In District of Columbia v. Singleton, the Maryland Court of Appeals reversed the Court of Special Appeals, and reinstated the trial court’s decision to grant Defendant’s Motion for Judgment. The Court held that Plaintiffs failed to produce sufficient evidence in order to avail themselves of the res ipsa loquitur doctrine.

This was a motor vehicle tort action. The Plaintiffs, Wayne Singleton and his eight-year-old son, Jaron, were passengers on a bus trip to Six Flags amusement park organized by the District of Columbia Department of Parks and Recreation. On the return trip, the bus on which they were riding left the roadway, went airborne, and struck a tree on the side of the road. Wayne Singleton was asleep at the time of the accident and awoke only after the bus was “mid-air.” His son, Jaron, was awake, but was unable to say or recall what caused the accident.

At trial, the Plaintiffs’ only witnesses regarding the occurrence and/or liability were Mr. Singleton and his son. The Plaintiffs did not call the bus driver, other passengers, other motorists, or any police officers as witnesses. Similarly, the Plaintiffs did not have any expert testimony as to the accident, or introduce the associated police report.

The District of Columbia, sue for vicarious liability of its driver, moved for judgment at the conclusion of the Plaintiff’s case. The District argued that the Plaintiffs failed to meet their evidentiary burden, and did not adduce sufficient evidence for a prima facie case of negligence. The Plaintiffs responded that they were entitled to an inference of negligence (via res ipsa loquitur) because the bus left the travel portion of the roadway, based on Andrade v. Housein, 147 Md. App. 617, 810 A.2d 494 (2002).
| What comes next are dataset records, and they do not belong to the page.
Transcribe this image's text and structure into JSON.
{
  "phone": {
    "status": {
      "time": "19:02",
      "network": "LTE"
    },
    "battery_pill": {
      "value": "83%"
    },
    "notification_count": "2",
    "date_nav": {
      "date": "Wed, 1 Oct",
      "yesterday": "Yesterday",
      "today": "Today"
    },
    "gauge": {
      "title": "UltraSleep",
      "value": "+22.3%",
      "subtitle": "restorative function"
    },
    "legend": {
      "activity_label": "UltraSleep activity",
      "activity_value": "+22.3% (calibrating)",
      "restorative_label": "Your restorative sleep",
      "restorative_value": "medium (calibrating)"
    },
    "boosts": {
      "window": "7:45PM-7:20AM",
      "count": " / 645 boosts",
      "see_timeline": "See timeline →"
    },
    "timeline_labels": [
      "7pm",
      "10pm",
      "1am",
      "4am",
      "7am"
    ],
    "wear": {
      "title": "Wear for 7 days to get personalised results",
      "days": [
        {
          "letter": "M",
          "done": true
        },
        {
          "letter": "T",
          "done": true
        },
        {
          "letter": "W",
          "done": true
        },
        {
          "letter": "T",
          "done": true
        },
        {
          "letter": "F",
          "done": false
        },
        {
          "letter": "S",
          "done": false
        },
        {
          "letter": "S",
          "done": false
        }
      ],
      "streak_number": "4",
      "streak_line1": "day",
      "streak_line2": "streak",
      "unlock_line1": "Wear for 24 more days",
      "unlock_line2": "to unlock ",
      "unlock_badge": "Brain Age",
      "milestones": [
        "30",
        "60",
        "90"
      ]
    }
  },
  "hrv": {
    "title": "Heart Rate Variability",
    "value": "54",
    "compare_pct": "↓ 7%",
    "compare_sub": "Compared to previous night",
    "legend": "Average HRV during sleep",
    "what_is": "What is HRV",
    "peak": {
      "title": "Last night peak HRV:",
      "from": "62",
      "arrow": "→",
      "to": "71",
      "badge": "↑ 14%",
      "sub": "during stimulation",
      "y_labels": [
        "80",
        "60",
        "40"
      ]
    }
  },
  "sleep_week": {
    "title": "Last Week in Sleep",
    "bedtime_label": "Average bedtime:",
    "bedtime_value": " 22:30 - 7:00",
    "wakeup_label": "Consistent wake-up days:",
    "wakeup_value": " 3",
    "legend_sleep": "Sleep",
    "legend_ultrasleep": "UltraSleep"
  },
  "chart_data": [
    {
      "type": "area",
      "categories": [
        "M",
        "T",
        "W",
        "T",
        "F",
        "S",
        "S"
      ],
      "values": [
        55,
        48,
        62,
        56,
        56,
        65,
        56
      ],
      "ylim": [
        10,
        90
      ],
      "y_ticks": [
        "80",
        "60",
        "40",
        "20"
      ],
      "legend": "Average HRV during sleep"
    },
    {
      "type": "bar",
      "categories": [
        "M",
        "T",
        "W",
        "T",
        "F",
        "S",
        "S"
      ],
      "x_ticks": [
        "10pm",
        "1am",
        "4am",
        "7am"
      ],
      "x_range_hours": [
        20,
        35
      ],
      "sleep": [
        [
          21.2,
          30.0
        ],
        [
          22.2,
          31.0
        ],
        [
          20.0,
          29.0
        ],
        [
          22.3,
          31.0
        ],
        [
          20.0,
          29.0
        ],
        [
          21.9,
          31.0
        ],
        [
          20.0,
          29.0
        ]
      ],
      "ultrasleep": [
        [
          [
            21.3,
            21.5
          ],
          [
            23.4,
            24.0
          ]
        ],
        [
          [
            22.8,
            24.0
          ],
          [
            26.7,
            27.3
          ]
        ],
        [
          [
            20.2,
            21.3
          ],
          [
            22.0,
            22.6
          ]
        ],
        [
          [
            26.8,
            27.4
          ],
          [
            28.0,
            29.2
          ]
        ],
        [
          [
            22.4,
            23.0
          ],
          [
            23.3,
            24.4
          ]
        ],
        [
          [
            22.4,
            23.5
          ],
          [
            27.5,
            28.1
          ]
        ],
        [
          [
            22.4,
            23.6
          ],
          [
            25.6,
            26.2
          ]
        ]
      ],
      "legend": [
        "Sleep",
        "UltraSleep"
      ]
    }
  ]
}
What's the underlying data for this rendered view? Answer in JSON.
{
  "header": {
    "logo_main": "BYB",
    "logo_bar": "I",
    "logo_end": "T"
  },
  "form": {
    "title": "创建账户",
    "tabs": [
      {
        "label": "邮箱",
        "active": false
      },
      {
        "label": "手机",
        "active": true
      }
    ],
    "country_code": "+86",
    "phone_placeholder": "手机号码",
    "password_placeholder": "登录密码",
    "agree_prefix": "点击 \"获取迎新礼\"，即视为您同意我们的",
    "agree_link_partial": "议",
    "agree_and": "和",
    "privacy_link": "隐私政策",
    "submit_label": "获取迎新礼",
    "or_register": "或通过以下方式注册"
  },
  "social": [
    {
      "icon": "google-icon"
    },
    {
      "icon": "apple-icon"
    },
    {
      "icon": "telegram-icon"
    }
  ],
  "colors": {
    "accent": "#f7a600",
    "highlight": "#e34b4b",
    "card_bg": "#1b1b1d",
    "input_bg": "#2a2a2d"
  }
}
The trial court granted the Motion for Judgment, but the Court of Special Appeals reversed the decision.

The Court of Appeals granted certiorari to consider: “Whether plaintiffs may invoke successfully res ipsa loquitur in a single-vehicle, motor tort negligence action arising from the vehicle leaving the road, where the plaintiffs were unable to recall the seminal circumstances of the accident and failed to produce other reasonably accessible and probative evidence to attempt to determine the cause of the accident.” Singleton, at *4-5.

The Court set out the doctrine of res ipsa, and its application, to single car motor vehicle accidents:

With regard to a negligence action based on a perceptually single-vehicle accident, res ipsa loquitur (“res ipsa” or “the doctrine”) will be available, “if the accident or injury is one which ordinarily would not occur without negligence on the part of the operator of the vehicle” and “the facts are so clear and certain that the inference [of negligence] arises naturally from them”,

Singleton at *6 (quoting Knippenberg v. Windemuth, 249 Md. 159, 161, 238 A.2d 915, 916–17 (1968)).

The Court noted that the doctrine requires a defendant to have exclusive control over the instrumentality of the injury, and to do so means adducing evidence that no third-party or intervening force more probably than not caused the accident. Holzhauer v. Saks & Co., 346 Md. 328, 335–36, 697 A.2d 89, 93 (1997).

In light of the Plaintiffs’ complete lack of any evidence as to how the motor vehicle accident occurred, the Court held that Plaintiffs had not shown sufficiently that it was more probable than not that the accident was not caused by some other force or vehicle. The Court noted that the Plaintiffs were entitled to call other witnesses in this regard, but simply failed to do so. As such, the Plaintiffs’ case was not sufficient to earn an inference of negligence on the part of the bus driver and/or the District of Columbia as his employer.